The Citadel - Brothers Of Grief
(2007) - heavy metal - Label : GMR




Fraîchement débarqués de Suède (original), les membres de The Citadel nous livrent leur première offrande en la présence de Brothers of Grief. Et pour un début, ils ont mis les petits plats dans les grands : digipack, livret… Reste à savoir ce que contiennent ces petits plats. Point ici de death mélodique comme il est de coutume dans le pays, mais de heavy bien lourd.


Et bien dans le genre, les riffs sont efficaces. Les guitares pèsent bien, et les rythmiques sont en général assez percutantes pour accrocher l’auditeur dès le début des titres. Et il y a intérêt, parce que de tout l’album, le tempo ne varie quasiment pas, ou alors à de très rares passages au milieu des chansons. On pourrait presque démarrer le métronome au tempo du morceau d’ouverture, "Brothers of Grief", et le laisser tourner sans jamais être décalé. Mais bon, ce n’est pas un mal en soi. Malheureusement, on aura tôt fait de s’ennuyer, et ce pour plusieurs raisons. Et la première de celle-ci : mais que vient faire cette voix là-dessus? Pour revenir sur le titre d’ouverture, après une courte intro composée d’une mélodie orientale posée sur une grosse rythmique, on attaque directement le premier couplet. Et là, un chant, ou plutôt une tentative de chant mélodique vient tout gâcher. En effet, les vibratos sont grossiers, les notes pas bien précises le timbre banal et peu agréable… Le style pratiqué appelait sans doute quelque chose de plus heavy.

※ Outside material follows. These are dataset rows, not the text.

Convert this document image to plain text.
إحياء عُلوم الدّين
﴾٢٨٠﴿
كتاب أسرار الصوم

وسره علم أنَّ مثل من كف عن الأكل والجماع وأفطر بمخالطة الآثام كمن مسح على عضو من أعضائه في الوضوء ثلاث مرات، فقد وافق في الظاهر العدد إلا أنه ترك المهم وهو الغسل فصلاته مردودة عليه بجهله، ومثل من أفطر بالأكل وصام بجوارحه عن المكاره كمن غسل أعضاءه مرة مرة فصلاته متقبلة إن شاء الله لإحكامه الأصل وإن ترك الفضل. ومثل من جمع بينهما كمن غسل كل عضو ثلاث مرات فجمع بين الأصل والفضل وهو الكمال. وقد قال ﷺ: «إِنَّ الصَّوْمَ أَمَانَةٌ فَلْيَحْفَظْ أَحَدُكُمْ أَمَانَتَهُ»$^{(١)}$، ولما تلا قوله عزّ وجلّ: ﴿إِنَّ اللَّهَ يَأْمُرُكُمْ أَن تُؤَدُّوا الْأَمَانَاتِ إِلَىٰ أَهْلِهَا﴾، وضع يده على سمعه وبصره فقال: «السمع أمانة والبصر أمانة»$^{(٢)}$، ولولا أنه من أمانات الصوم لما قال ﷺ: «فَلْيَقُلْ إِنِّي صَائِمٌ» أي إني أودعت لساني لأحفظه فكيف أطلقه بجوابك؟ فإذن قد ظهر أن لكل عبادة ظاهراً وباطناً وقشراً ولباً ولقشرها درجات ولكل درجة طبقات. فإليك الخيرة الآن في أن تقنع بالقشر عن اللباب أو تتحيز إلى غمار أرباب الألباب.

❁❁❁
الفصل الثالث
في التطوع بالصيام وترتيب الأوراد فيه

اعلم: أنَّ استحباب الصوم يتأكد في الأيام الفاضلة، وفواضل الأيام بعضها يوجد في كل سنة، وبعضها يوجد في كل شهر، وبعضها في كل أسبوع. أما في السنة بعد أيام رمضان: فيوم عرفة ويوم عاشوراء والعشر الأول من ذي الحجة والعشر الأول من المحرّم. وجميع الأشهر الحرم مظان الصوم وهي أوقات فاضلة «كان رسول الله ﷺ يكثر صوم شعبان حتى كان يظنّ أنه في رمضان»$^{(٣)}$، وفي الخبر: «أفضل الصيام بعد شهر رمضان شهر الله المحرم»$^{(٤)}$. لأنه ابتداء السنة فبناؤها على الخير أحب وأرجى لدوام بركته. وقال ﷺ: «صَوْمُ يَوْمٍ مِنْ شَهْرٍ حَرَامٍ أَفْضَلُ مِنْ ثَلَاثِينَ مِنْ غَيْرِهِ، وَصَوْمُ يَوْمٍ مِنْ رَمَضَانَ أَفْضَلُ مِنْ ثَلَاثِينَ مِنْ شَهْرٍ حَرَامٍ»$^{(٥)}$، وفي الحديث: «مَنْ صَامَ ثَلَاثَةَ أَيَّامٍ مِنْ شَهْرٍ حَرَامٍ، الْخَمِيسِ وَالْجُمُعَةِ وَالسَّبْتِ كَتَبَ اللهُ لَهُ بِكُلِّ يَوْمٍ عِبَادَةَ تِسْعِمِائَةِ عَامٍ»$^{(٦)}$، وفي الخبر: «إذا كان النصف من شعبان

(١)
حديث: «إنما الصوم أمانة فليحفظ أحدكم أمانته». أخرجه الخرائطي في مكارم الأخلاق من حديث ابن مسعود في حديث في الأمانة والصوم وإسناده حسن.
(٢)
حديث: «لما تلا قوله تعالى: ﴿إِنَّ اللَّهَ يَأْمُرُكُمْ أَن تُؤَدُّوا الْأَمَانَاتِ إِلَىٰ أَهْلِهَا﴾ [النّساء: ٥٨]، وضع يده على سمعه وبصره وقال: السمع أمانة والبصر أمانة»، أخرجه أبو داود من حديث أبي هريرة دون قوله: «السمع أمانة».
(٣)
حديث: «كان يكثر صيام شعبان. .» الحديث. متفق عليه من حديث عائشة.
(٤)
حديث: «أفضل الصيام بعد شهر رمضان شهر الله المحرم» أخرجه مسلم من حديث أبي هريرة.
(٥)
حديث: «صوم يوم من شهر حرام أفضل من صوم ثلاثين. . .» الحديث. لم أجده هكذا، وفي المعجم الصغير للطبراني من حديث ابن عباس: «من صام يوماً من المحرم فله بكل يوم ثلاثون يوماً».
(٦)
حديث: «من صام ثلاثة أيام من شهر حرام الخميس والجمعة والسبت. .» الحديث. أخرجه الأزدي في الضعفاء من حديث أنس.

Mais ce n’est pas tout. Des refrains mélodiques d’une banalité affligeante viennent gâcher quelque peu le tout. De la guimauve en somme, comme si on en avait besoin. En plus, l’arsenal est complet : nappes de synthé, harmonies vocales, tout y est. Malheureusement pour les suédois, on ne compte plus les formations qui font ça mieux. Et puis les passages instrumentaux sont parfois assez joyeux, ce qui fait que l’on cherche désespérément un peu de cohérence dans tout ça. Rien n’est finalement bien marquant et après une écoute, l’auditeur sera bien en peine de pouvoir siffloter une mélodie. Pourtant, le tout n’est pas dénué d’intérêt, loin de là. Le travail des guitares est à ce titre, assez intéressant par sa simplicité et son efficacité. Le son est de plus d’étonnamment bonne qualité pour un premier effort. Tous les instruments se distinguent à merveille et forment un ensemble assez massif et compact. Il est simplement regrettable que la qualité des titres soit aussi inégale, car un mixage pareil méritait sûrement meilleur traitement.


Dommage pour ce coup d’essai qui aurait sûrement pu donner mieux. Pourtant, après avoir assimilé ce premier album, on a envie de donner une seconde chance à ce groupe. Car ce Brothers of Grief contient tout de même quelques bons moments, même s’ils ne durent jamais assez longtemps pour en profiter pleinement. En affinant son style et en éliminant le déchet, gageons que la prochaine fois sera la bonne.